Open colehaus opened 1 year ago

colehaus commented 1 year ago

I started looking at PR for https://github.com/patrick-kidger/equinox/issues/486. While doing so, I noticed another potential issue: is_array's isinstance check includes np.generic. This does not seem to align with the intention for np.generic according to the documentation where it's described as for scalars.

If I remove np.generic, the only test that breaks is this one in test_callback. And the "breakage" there is actually revealing an error in the test IMO.

    def f(x, y):
        assert y is sentinel1
        return (x + 1).astype(np.float32), sentinel2

    out_struct = (jax.ShapeDtypeStruct((), jnp.float32), sentinel2)

    out = eqx.filter_pure_callback(
        f, jnp.array(1.0), sentinel1, result_shape_dtypes=out_struct
    )

The out_struct suggests that the return type will be a zero-dimensional array. That would be true if x were a JAX array, but numpy arrays and JAX arrays have a discrepancy here:

>>> jnp.array(1.0) + 1
Array(2., dtype=float32, weak_type=True)
>>> np.array(1.0) + 1
2.0

And the numpy behavior is the relevant one here since:

The input callback will be passed NumPy arrays in place of JAX arrays and should also return NumPy arrays.

according to the docs.

So f in the test is actually returning a float32 scalar instead of a zero-dimensional float32 array.

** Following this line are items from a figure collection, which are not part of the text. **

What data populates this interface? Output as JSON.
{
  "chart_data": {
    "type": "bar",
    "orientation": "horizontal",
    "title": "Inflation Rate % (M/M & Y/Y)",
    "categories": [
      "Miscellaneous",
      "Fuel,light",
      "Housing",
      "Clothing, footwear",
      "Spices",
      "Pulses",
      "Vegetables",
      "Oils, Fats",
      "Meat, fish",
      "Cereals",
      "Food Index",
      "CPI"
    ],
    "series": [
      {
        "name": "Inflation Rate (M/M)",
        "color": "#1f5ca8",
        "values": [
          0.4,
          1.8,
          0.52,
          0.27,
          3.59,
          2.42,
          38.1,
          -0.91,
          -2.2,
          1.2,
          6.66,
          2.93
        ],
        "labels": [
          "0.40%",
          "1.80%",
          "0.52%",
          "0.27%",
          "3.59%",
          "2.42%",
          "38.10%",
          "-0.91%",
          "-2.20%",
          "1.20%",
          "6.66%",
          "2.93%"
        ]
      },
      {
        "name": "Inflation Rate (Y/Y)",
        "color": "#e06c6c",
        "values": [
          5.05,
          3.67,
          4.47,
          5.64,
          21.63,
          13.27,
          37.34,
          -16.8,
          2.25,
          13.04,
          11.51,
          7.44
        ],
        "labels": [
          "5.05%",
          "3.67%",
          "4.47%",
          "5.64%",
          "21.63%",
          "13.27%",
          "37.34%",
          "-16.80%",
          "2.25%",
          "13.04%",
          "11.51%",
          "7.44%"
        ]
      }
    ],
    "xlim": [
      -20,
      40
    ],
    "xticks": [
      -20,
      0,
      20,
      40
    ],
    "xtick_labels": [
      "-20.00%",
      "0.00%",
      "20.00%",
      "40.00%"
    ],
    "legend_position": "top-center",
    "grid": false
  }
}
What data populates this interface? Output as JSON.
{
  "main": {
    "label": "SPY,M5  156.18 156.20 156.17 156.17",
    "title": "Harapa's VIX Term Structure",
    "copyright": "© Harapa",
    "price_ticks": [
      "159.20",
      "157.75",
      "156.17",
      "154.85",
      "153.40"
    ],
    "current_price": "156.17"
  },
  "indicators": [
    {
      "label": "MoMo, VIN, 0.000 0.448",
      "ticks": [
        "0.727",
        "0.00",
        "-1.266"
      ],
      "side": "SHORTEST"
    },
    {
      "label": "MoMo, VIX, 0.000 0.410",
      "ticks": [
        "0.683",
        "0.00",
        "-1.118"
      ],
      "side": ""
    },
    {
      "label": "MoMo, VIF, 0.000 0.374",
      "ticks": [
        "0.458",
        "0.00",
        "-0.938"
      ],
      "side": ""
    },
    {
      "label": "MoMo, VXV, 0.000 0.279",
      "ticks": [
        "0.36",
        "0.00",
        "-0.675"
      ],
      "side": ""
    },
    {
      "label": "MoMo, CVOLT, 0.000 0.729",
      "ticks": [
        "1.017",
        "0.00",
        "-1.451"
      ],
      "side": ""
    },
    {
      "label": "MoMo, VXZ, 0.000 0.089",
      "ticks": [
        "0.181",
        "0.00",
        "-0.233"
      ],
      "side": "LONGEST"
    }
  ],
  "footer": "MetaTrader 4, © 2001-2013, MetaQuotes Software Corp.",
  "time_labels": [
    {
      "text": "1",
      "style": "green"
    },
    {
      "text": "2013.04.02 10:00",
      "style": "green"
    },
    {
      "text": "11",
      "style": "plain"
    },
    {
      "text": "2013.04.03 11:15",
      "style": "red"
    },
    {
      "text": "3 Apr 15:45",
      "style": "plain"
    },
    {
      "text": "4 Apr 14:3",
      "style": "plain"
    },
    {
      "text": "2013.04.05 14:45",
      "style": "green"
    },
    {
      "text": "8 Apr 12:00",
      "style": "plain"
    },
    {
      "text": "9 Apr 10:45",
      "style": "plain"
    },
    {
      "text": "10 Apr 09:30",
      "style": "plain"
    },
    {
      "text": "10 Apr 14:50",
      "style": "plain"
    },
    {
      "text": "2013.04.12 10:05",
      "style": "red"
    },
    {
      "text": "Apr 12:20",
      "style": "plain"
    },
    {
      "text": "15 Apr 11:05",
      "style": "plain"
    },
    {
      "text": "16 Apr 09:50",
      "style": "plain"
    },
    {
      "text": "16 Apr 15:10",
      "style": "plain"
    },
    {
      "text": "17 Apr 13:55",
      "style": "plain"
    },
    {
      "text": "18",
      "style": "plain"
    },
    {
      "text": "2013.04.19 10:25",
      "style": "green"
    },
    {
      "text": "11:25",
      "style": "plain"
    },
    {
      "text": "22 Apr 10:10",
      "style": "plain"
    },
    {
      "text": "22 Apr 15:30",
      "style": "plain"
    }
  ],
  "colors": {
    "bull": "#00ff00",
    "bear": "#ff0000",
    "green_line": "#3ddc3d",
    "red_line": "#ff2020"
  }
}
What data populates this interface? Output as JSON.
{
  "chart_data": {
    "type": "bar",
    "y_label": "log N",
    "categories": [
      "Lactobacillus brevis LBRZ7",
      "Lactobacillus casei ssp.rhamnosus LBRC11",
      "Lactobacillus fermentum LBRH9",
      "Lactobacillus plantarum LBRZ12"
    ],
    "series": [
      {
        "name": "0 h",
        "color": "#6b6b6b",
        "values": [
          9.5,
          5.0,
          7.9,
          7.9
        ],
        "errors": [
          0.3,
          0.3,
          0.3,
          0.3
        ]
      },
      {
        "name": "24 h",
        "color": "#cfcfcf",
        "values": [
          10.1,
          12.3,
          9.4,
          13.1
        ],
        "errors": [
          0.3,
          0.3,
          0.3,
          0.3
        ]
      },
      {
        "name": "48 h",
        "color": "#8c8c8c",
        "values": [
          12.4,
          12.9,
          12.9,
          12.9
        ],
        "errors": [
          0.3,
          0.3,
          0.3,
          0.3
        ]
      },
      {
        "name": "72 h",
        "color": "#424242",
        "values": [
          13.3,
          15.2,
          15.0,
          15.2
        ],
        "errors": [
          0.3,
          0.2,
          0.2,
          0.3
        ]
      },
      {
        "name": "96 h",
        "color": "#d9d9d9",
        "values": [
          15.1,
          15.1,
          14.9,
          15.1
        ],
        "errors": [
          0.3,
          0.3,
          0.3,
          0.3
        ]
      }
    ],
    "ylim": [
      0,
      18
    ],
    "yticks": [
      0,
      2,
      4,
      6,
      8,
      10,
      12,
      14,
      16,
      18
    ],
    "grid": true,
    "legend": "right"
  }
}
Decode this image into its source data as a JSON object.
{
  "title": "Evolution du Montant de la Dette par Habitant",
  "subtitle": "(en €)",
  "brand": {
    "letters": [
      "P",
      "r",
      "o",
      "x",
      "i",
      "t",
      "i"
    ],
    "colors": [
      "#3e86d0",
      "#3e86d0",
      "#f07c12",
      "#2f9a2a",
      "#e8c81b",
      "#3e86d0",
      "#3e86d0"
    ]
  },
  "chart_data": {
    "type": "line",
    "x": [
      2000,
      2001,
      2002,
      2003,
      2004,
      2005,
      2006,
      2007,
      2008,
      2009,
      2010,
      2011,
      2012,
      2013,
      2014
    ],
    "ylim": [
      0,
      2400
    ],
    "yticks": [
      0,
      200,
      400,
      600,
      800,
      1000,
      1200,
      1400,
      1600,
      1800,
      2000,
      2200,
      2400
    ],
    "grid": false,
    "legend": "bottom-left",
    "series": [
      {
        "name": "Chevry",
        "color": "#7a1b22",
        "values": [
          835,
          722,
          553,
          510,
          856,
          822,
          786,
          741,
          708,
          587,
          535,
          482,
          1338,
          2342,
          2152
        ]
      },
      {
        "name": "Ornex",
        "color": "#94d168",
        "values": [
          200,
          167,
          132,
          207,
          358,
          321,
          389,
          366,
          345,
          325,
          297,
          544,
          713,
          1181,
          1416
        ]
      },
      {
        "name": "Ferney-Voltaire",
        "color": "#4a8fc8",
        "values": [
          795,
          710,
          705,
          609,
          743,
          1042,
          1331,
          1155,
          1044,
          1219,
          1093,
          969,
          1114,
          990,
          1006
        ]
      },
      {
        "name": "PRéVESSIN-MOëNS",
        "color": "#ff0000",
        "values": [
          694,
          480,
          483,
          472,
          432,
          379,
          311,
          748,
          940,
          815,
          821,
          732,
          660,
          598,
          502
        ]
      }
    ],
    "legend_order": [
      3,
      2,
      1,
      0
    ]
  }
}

All of which is a somewhat long-winded way of saying that np.generic can be safely removed as far as Equinox tests are removed with a slight tweak to this one test:

return (x + 1).astype(np.float32), sentinel2return np.array((x + 1)).astype(np.float32), sentinel2

How this change would affect user code is, of course, less clear.

patrick-kidger commented 1 year ago

This is actually intentional behaviour. As you've noticed, NumPy uses a different type for scalar arrays, whilst JAX doesn't.

However, we often treat that JAX arrays and NumPy arrays as being somehow "morally equivalent". This means we want the NumPy equivalent of a JAX scalar array to be also be treated as an array. I believe in some cases JAX will actually substitute JAX arrays for NumPy arrays (I seem to recall this happening when using JAX_DEBUG_NANS=1), so something like eqx.is_array(jnp.array(1) + 1) might otherwise produce changeable behaviour.